Тощие ножки и не только
Шрифт:
Бадди до этого тащился на скорости не более двадцати девяти миль в час, однако предельная скорость на бульваре была двадцать пять, и к тому же не для транспортных средств с двигателем внутреннего сгорания. Когда вопреки его ожиданиям его персону – к его вящему раздражению – не узнали, проповедник вытащил бумажник.

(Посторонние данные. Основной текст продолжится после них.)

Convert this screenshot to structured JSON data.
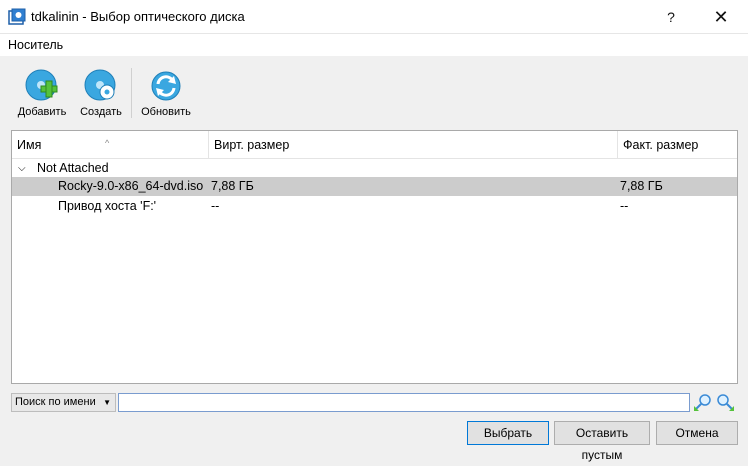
{
  "window": {
    "title": "tdkalinin - Выбор оптического диска",
    "help_label": "?",
    "close_label": "✕"
  },
  "menu": {
    "items": [
      {
        "label": "Носитель"
      }
    ]
  },
  "toolbar": {
    "add_label": "Добавить",
    "create_label": "Создать",
    "refresh_label": "Обновить"
  },
  "tree": {
    "columns": [
      "Имя",
      "Вирт. размер",
      "Факт. размер"
    ],
    "sort_indicator": "^",
    "group": {
      "label": "Not Attached",
      "expanded": true
    },
    "rows": [
      {
        "name": "Rocky-9.0-x86_64-dvd.iso",
        "virtual_size": "7,88 ГБ",
        "actual_size": "7,88 ГБ",
        "selected": true
      },
      {
        "name": "Привод хоста 'F:'",
        "virtual_size": "--",
        "actual_size": "--",
        "selected": false
      }
    ]
  },
  "filter": {
    "mode_selected": "Поиск по имени",
    "value": ""
  },
  "buttons": {
    "choose_label": "Выбрать",
    "leave_empty_label": "Оставить пустым",
    "cancel_label": "Отмена"
  },
  "colors": {
    "selected_row": "#cccccc",
    "default_button_border": "#0078d7",
    "icon_blue": "#3aa7e0",
    "icon_green": "#55c23b"
  }
}
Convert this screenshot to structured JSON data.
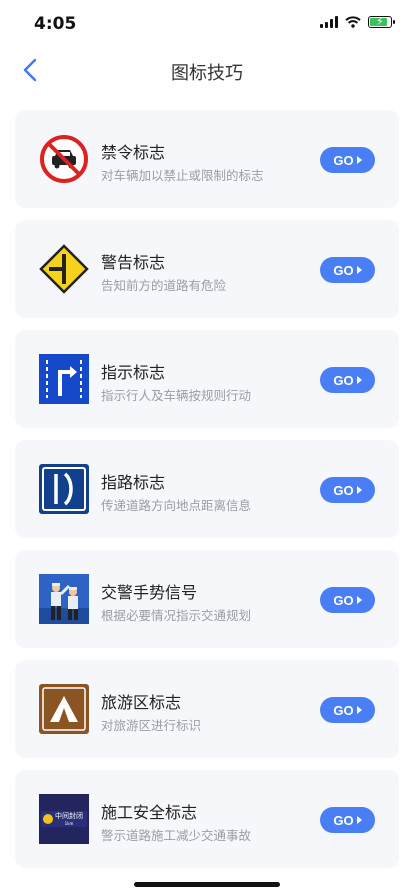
{
  "status_bar": {
    "time": "4:05"
  },
  "header": {
    "title": "图标技巧"
  },
  "cards": [
    {
      "title": "禁令标志",
      "desc": "对车辆加以禁止或限制的标志",
      "button": "GO",
      "icon": "no-cars-sign-icon"
    },
    {
      "title": "警告标志",
      "desc": "告知前方的道路有危险",
      "button": "GO",
      "icon": "t-junction-warning-sign-icon"
    },
    {
      "title": "指示标志",
      "desc": "指示行人及车辆按规则行动",
      "button": "GO",
      "icon": "lane-turn-right-sign-icon"
    },
    {
      "title": "指路标志",
      "desc": "传递道路方向地点距离信息",
      "button": "GO",
      "icon": "road-guide-sign-icon"
    },
    {
      "title": "交警手势信号",
      "desc": "根据必要情况指示交通规划",
      "button": "GO",
      "icon": "traffic-police-gesture-icon"
    },
    {
      "title": "旅游区标志",
      "desc": "对旅游区进行标识",
      "button": "GO",
      "icon": "camping-tent-sign-icon"
    },
    {
      "title": "施工安全标志",
      "desc": "警示道路施工减少交通事故",
      "button": "GO",
      "icon": "road-closure-sign-icon"
    }
  ],
  "icon_text": {
    "closure_sign": "中间封闭",
    "closure_sub": "1km"
  },
  "colors": {
    "accent": "#4a7ef5",
    "card_bg": "#f6f7fb",
    "desc_text": "#9a9da6"
  }
}
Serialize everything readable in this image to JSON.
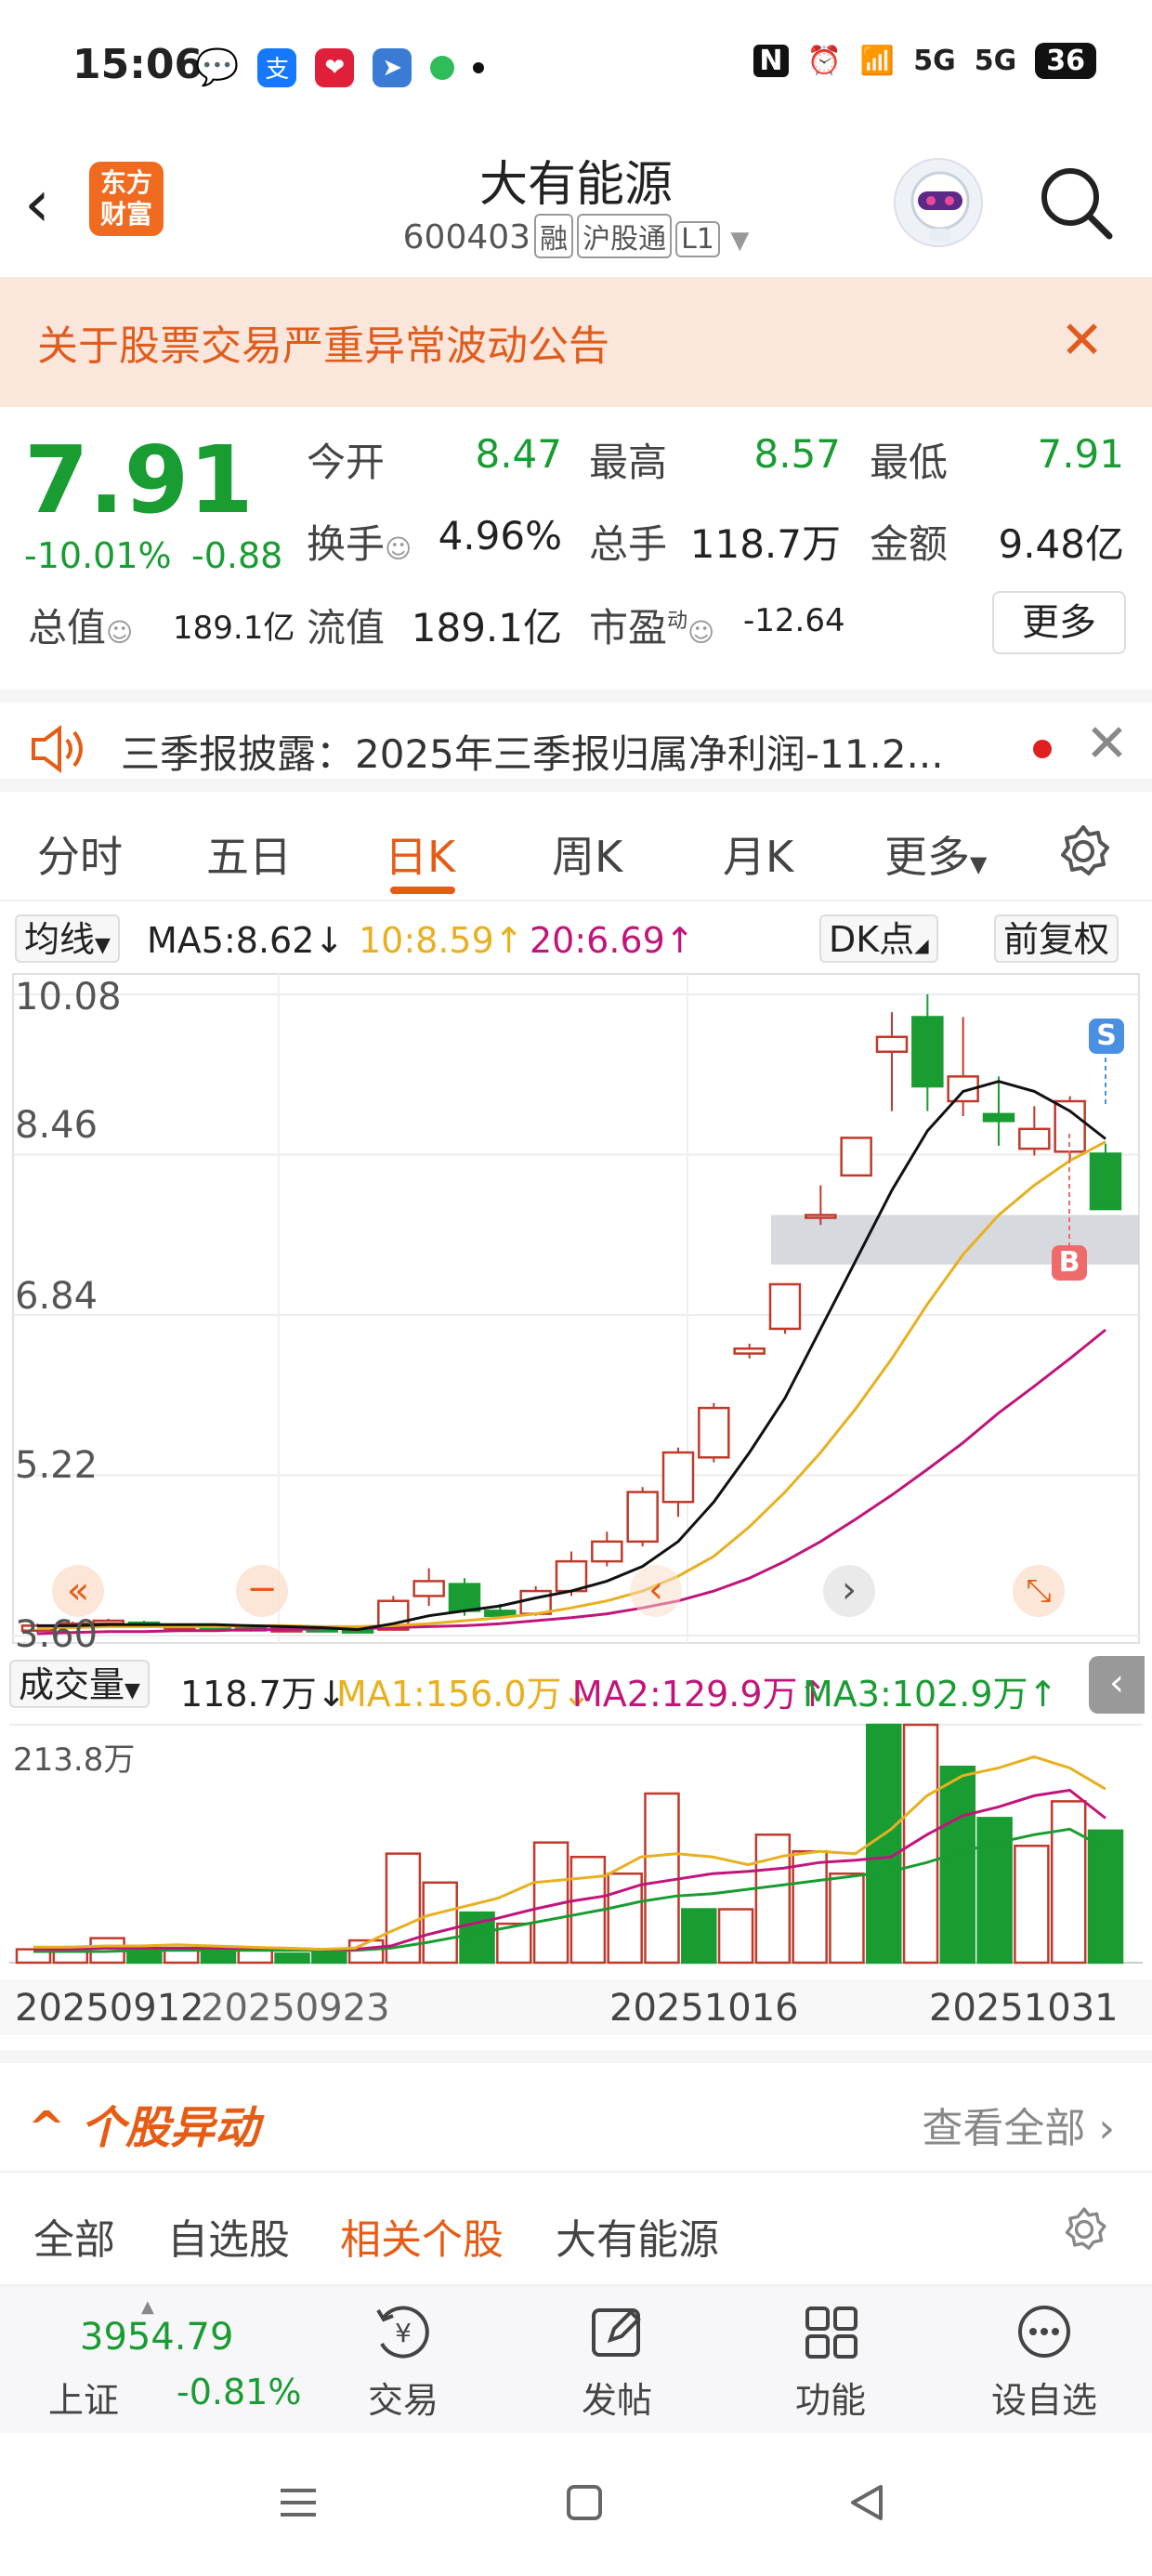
{
  "status_bar": {
    "time": "15:06",
    "battery": "36",
    "signal1": "5G",
    "signal2": "5G",
    "app_icon_alipay": "支"
  },
  "header": {
    "app_logo": "东方\n财富",
    "stock_name": "大有能源",
    "stock_code": "600403",
    "tags": [
      "融",
      "沪股通",
      "L1"
    ]
  },
  "notice": {
    "text": "关于股票交易严重异常波动公告"
  },
  "quote": {
    "price": "7.91",
    "change_pct": "-10.01%",
    "change_abs": "-0.88",
    "open_label": "今开",
    "open": "8.47",
    "high_label": "最高",
    "high": "8.57",
    "low_label": "最低",
    "low": "7.91",
    "turnover_label": "换手",
    "turnover": "4.96%",
    "volume_label": "总手",
    "volume": "118.7万",
    "amount_label": "金额",
    "amount": "9.48亿",
    "mktcap_label": "总值",
    "mktcap": "189.1亿",
    "float_label": "流值",
    "float_cap": "189.1亿",
    "pe_label": "市盈",
    "pe_sup": "动",
    "pe": "-12.64",
    "more_label": "更多"
  },
  "disclosure": {
    "text": "三季报披露：2025年三季报归属净利润-11.2..."
  },
  "tabs": [
    {
      "label": "分时"
    },
    {
      "label": "五日"
    },
    {
      "label": "日K"
    },
    {
      "label": "周K"
    },
    {
      "label": "月K"
    },
    {
      "label": "更多"
    }
  ],
  "ma_bar": {
    "selector": "均线",
    "ma5": "MA5:8.62",
    "ma10": "10:8.59",
    "ma20": "20:6.69",
    "dk": "DK点",
    "fuquan": "前复权"
  },
  "chart_y_ticks": [
    "10.08",
    "8.46",
    "6.84",
    "5.22",
    "3.60"
  ],
  "markers": {
    "sell": "S",
    "buy": "B"
  },
  "vol_bar": {
    "selector": "成交量",
    "vol": "118.7万",
    "ma1": "MA1:156.0万",
    "ma2": "MA2:129.9万",
    "ma3": "MA3:102.9万",
    "max_label": "213.8万"
  },
  "dates": [
    "20250912",
    "20250923",
    "20251016",
    "20251031"
  ],
  "section": {
    "title": "个股异动",
    "view_all": "查看全部"
  },
  "sub_tabs": [
    {
      "label": "全部"
    },
    {
      "label": "自选股"
    },
    {
      "label": "相关个股"
    },
    {
      "label": "大有能源"
    }
  ],
  "bottom": {
    "index_value": "3954.79",
    "index_name": "上证",
    "index_pct": "-0.81%",
    "items": [
      {
        "label": "交易"
      },
      {
        "label": "发帖"
      },
      {
        "label": "功能"
      },
      {
        "label": "设自选"
      }
    ]
  },
  "colors": {
    "up": "#c0392b",
    "down": "#199c32",
    "accent": "#e65c14",
    "ma5": "#111111",
    "ma10": "#e8b020",
    "ma20": "#c0157a"
  },
  "chart_data": {
    "type": "candlestick",
    "ylim": [
      3.6,
      10.08
    ],
    "yticks": [
      10.08,
      8.46,
      6.84,
      5.22,
      3.6
    ],
    "x_labels": [
      "20250912",
      "20250923",
      "20251016",
      "20251031"
    ],
    "candles": [
      {
        "o": 3.65,
        "c": 3.7,
        "h": 3.72,
        "l": 3.63
      },
      {
        "o": 3.7,
        "c": 3.72,
        "h": 3.74,
        "l": 3.68
      },
      {
        "o": 3.72,
        "c": 3.75,
        "h": 3.77,
        "l": 3.7
      },
      {
        "o": 3.73,
        "c": 3.7,
        "h": 3.75,
        "l": 3.68
      },
      {
        "o": 3.7,
        "c": 3.7,
        "h": 3.72,
        "l": 3.68
      },
      {
        "o": 3.7,
        "c": 3.68,
        "h": 3.71,
        "l": 3.66
      },
      {
        "o": 3.68,
        "c": 3.66,
        "h": 3.7,
        "l": 3.64
      },
      {
        "o": 3.66,
        "c": 3.67,
        "h": 3.69,
        "l": 3.64
      },
      {
        "o": 3.67,
        "c": 3.66,
        "h": 3.68,
        "l": 3.64
      },
      {
        "o": 3.66,
        "c": 3.65,
        "h": 3.68,
        "l": 3.63
      },
      {
        "o": 3.66,
        "c": 3.95,
        "h": 4.0,
        "l": 3.65
      },
      {
        "o": 4.0,
        "c": 4.15,
        "h": 4.28,
        "l": 3.9
      },
      {
        "o": 4.12,
        "c": 3.85,
        "h": 4.18,
        "l": 3.8
      },
      {
        "o": 3.85,
        "c": 3.8,
        "h": 3.92,
        "l": 3.78
      },
      {
        "o": 3.82,
        "c": 4.05,
        "h": 4.1,
        "l": 3.8
      },
      {
        "o": 4.05,
        "c": 4.35,
        "h": 4.45,
        "l": 4.0
      },
      {
        "o": 4.35,
        "c": 4.55,
        "h": 4.65,
        "l": 4.3
      },
      {
        "o": 4.55,
        "c": 5.05,
        "h": 5.1,
        "l": 4.5
      },
      {
        "o": 4.95,
        "c": 5.45,
        "h": 5.5,
        "l": 4.8
      },
      {
        "o": 5.4,
        "c": 5.9,
        "h": 5.95,
        "l": 5.35
      },
      {
        "o": 6.45,
        "c": 6.5,
        "h": 6.55,
        "l": 6.4
      },
      {
        "o": 6.7,
        "c": 7.15,
        "h": 7.15,
        "l": 6.65
      },
      {
        "o": 7.85,
        "c": 7.85,
        "h": 8.15,
        "l": 7.75
      },
      {
        "o": 8.25,
        "c": 8.63,
        "h": 8.63,
        "l": 8.25
      },
      {
        "o": 9.5,
        "c": 9.65,
        "h": 9.9,
        "l": 8.9
      },
      {
        "o": 9.85,
        "c": 9.15,
        "h": 10.08,
        "l": 8.9
      },
      {
        "o": 9.0,
        "c": 9.25,
        "h": 9.85,
        "l": 8.85
      },
      {
        "o": 8.87,
        "c": 8.8,
        "h": 9.25,
        "l": 8.55
      },
      {
        "o": 8.52,
        "c": 8.72,
        "h": 8.95,
        "l": 8.45
      },
      {
        "o": 8.49,
        "c": 9.0,
        "h": 9.05,
        "l": 8.4
      },
      {
        "o": 8.47,
        "c": 7.91,
        "h": 8.57,
        "l": 7.91
      }
    ],
    "ma5": [
      3.7,
      3.7,
      3.71,
      3.71,
      3.71,
      3.71,
      3.7,
      3.69,
      3.68,
      3.66,
      3.72,
      3.8,
      3.85,
      3.9,
      3.98,
      4.05,
      4.15,
      4.3,
      4.55,
      4.95,
      5.45,
      6.0,
      6.7,
      7.4,
      8.1,
      8.7,
      9.1,
      9.2,
      9.1,
      8.9,
      8.62
    ],
    "ma10": [
      3.68,
      3.68,
      3.69,
      3.69,
      3.69,
      3.69,
      3.7,
      3.7,
      3.69,
      3.69,
      3.7,
      3.72,
      3.75,
      3.78,
      3.82,
      3.88,
      3.95,
      4.05,
      4.2,
      4.4,
      4.7,
      5.05,
      5.45,
      5.9,
      6.4,
      6.95,
      7.45,
      7.85,
      8.15,
      8.4,
      8.59
    ],
    "ma20": [
      3.62,
      3.63,
      3.64,
      3.64,
      3.65,
      3.65,
      3.66,
      3.66,
      3.67,
      3.67,
      3.68,
      3.69,
      3.7,
      3.72,
      3.75,
      3.78,
      3.82,
      3.88,
      3.95,
      4.05,
      4.18,
      4.35,
      4.55,
      4.78,
      5.02,
      5.28,
      5.55,
      5.85,
      6.12,
      6.4,
      6.69
    ],
    "volume": {
      "ylim": [
        0,
        213.8
      ],
      "unit": "万",
      "bars": [
        {
          "v": 12,
          "up": true
        },
        {
          "v": 14,
          "up": true
        },
        {
          "v": 22,
          "up": true
        },
        {
          "v": 10,
          "up": false
        },
        {
          "v": 12,
          "up": true
        },
        {
          "v": 14,
          "up": false
        },
        {
          "v": 12,
          "up": true
        },
        {
          "v": 8,
          "up": false
        },
        {
          "v": 10,
          "up": false
        },
        {
          "v": 20,
          "up": true
        },
        {
          "v": 98,
          "up": true
        },
        {
          "v": 72,
          "up": true
        },
        {
          "v": 45,
          "up": false
        },
        {
          "v": 35,
          "up": true
        },
        {
          "v": 108,
          "up": true
        },
        {
          "v": 95,
          "up": true
        },
        {
          "v": 80,
          "up": true
        },
        {
          "v": 152,
          "up": true
        },
        {
          "v": 48,
          "up": false
        },
        {
          "v": 48,
          "up": true
        },
        {
          "v": 115,
          "up": true
        },
        {
          "v": 100,
          "up": true
        },
        {
          "v": 80,
          "up": true
        },
        {
          "v": 213.8,
          "up": false
        },
        {
          "v": 213.8,
          "up": true
        },
        {
          "v": 176,
          "up": false
        },
        {
          "v": 130,
          "up": false
        },
        {
          "v": 105,
          "up": true
        },
        {
          "v": 145,
          "up": true
        },
        {
          "v": 118.7,
          "up": false
        }
      ],
      "ma1": [
        14,
        14,
        15,
        15,
        16,
        15,
        14,
        13,
        12,
        13,
        28,
        42,
        50,
        58,
        72,
        75,
        78,
        95,
        98,
        95,
        88,
        96,
        100,
        98,
        120,
        150,
        168,
        175,
        185,
        175,
        156
      ],
      "ma2": [
        12,
        12,
        13,
        13,
        13,
        13,
        13,
        13,
        12,
        12,
        15,
        25,
        33,
        40,
        48,
        55,
        60,
        70,
        75,
        80,
        82,
        85,
        90,
        92,
        95,
        115,
        132,
        140,
        150,
        155,
        129.9
      ],
      "ma3": [
        10,
        10,
        10,
        11,
        11,
        11,
        11,
        11,
        11,
        11,
        13,
        18,
        24,
        30,
        36,
        42,
        48,
        55,
        60,
        62,
        66,
        70,
        74,
        78,
        82,
        90,
        100,
        108,
        115,
        120,
        102.9
      ]
    }
  }
}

Вместе с бумажником из кармана вылетела обертка от жвачки и, порхая подобно некоему исхудавшему мотыльку, плавно опустилась на залитый голубым светом тротуар прямо у ног полицейского.
– Сегодня со мной беседовал сам Господь, – произнес Бадди. – Я вздремнул после ужина, и Господь снизошел ко мне, и явил мне видение, и возложил на меня миссию. – Бадди постепенно входил в роль. – Когда же выполняешь данное тебе самим Господом Богом поручение, невольно упускаешь из виду ограничения
В любом другом городке его немедленно препроводили бы в участок, где заставили бы дышать в трубку, но только не здесь, не в Колониал-Пайнз, штат Виргиния. Полицейский не только отпустил нарушителя, даже не пожурив, но и, более того, пожертвовал пять долларов на правое дело, сказав при этом:
– Помяните в своих молитвах моего сынишку Джимми. У него ужасная аллергия.
Бадди тотчас почувствовал, словно он воспарил, однако домой торопиться не стал. Засунув в нагрудный карман пятидолларовую бумажку, в которой он увидел своего рода знак, что Господь благословляет его начинания, он – сам не зная зачем – порулил назад мимо дома Чарльзов – того самого места, где на него снизошла благодать. Сквозь открытые окна гостиной он разглядел своего родственника и его взбалмошную жену. Верлин все еще пытался сложить эту чертову дорожную карту, а Пэтси закончила вязать крючком свой купальник-бикини. Вряд ли вязание заняло у нее много времени. Вещица была такая крошечная, что пара шелковичных червей вполне бы справилась с заданием за время обеденного перерыва.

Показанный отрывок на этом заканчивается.